The twentieth century has come and gone, but neither side has made the slightest progress. Each is mired in a rigorous and dogmatic frame of mind, and as any student of Jungian psychology knows, this causes it to repress the doubts that would naturally and harmlessly occur to a less rigid person, and to project them as a Shadow onto others. For example, in the current debate over whether the universe is the result of “intelligent design,” the secularists are terrified that if they give an inch, the religionists will crow with triumph. The religionists are afraid that if they concede a point to Darwinism, their God will become redundant. The tragedy, here as in many other dualistic impasses, is that no one in the public arena can proclaim the third way that transcends them.

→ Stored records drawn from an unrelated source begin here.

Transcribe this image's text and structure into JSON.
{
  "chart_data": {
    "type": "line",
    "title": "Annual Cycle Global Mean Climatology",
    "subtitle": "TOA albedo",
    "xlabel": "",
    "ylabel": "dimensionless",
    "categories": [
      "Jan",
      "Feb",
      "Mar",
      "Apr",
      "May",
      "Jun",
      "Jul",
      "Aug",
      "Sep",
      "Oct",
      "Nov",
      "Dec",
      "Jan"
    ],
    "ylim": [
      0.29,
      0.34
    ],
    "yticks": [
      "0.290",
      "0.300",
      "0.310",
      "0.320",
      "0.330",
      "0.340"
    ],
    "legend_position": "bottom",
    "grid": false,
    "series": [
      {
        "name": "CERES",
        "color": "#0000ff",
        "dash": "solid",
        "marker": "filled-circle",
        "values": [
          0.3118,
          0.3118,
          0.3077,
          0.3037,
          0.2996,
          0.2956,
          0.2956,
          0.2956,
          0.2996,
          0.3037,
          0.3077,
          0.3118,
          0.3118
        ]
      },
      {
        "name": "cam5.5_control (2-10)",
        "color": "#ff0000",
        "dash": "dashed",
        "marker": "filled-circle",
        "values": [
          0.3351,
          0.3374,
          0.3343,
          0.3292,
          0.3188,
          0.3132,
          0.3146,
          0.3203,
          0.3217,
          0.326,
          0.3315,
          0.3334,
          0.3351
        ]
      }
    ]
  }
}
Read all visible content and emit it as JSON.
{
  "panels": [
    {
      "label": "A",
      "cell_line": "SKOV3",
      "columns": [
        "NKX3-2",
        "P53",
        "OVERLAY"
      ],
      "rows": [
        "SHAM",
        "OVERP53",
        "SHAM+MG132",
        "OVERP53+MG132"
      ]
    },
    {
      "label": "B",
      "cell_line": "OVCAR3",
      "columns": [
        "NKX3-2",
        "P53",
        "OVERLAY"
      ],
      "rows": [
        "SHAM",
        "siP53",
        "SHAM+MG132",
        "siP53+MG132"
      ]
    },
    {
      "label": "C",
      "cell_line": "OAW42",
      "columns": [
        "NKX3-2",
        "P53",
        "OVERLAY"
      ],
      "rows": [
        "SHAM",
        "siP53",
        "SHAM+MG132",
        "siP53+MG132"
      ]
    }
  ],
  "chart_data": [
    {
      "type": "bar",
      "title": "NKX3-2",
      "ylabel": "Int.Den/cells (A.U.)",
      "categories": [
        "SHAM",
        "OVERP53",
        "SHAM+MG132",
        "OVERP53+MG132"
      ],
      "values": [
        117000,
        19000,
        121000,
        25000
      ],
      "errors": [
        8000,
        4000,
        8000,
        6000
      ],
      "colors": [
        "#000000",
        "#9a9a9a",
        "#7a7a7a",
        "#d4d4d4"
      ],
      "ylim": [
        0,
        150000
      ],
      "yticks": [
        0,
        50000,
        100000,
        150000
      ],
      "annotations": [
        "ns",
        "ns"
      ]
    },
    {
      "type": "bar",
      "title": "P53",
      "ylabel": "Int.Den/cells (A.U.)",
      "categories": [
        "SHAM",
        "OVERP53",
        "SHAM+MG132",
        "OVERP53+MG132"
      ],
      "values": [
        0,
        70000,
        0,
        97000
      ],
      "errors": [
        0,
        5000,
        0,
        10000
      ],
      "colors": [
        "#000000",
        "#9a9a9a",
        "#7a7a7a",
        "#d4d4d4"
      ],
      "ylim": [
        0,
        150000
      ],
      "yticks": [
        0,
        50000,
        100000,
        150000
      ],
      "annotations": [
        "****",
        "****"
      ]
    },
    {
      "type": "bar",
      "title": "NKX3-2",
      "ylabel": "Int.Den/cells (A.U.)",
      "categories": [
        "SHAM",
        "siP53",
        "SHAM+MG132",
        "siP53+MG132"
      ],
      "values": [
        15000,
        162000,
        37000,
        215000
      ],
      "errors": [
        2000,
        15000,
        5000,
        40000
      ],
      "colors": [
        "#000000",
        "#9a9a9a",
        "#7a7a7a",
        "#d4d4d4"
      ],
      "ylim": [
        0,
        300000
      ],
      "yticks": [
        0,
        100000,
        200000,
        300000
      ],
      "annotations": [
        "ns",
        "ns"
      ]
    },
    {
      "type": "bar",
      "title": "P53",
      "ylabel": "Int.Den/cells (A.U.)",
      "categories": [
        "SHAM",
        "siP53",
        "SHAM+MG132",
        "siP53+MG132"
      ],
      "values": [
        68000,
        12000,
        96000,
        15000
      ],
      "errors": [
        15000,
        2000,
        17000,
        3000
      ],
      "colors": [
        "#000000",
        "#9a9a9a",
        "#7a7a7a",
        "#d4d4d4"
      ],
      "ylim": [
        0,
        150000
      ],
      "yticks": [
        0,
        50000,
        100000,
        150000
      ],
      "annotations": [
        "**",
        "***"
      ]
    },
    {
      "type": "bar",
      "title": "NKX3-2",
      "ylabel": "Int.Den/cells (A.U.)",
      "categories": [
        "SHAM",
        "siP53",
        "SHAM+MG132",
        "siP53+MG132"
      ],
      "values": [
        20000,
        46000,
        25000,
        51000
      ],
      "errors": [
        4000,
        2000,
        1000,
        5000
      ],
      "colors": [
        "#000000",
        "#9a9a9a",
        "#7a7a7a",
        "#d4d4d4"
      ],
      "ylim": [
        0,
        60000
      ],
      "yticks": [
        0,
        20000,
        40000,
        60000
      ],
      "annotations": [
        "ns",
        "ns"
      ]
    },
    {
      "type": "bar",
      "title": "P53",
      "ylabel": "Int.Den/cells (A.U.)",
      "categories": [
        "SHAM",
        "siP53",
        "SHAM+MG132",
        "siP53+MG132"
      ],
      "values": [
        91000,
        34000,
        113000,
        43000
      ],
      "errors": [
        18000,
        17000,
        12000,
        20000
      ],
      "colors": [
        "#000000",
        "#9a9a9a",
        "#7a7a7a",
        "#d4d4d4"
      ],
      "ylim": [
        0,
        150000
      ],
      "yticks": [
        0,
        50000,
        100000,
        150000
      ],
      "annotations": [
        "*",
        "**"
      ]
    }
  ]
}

Such a solution should be possible especially in the United States, whose founding philosophy derived from Freemasonry, and, beyond that, from its Hermetic and Pythagorean parentage.12 That should have made their people conversant with the idea of the Great Architect of the Universe, not to be confused with that meddling “Old Nobodaddy.”13
The transcendent philosophy that rises above so many useless arguments has always been there, and never so available as it is today. Knowledge has been put into our hands that was once the closely guarded property of initiates, together with the freedom to discuss and follow it without fear of being executed for heresy. Is this not cause for rejoicing? The price we pay for this historically unique situation is living in the modern world, in which the lunatics quite obviously are running the asylum. So be it. The philosopher knows that the gods are playing their games, the cosmic machinery turns, and history rattles on. But he also knows the timeless, the secret place from which all this can be surveyed with mild amusement, as a flutter on the surface of the ocean.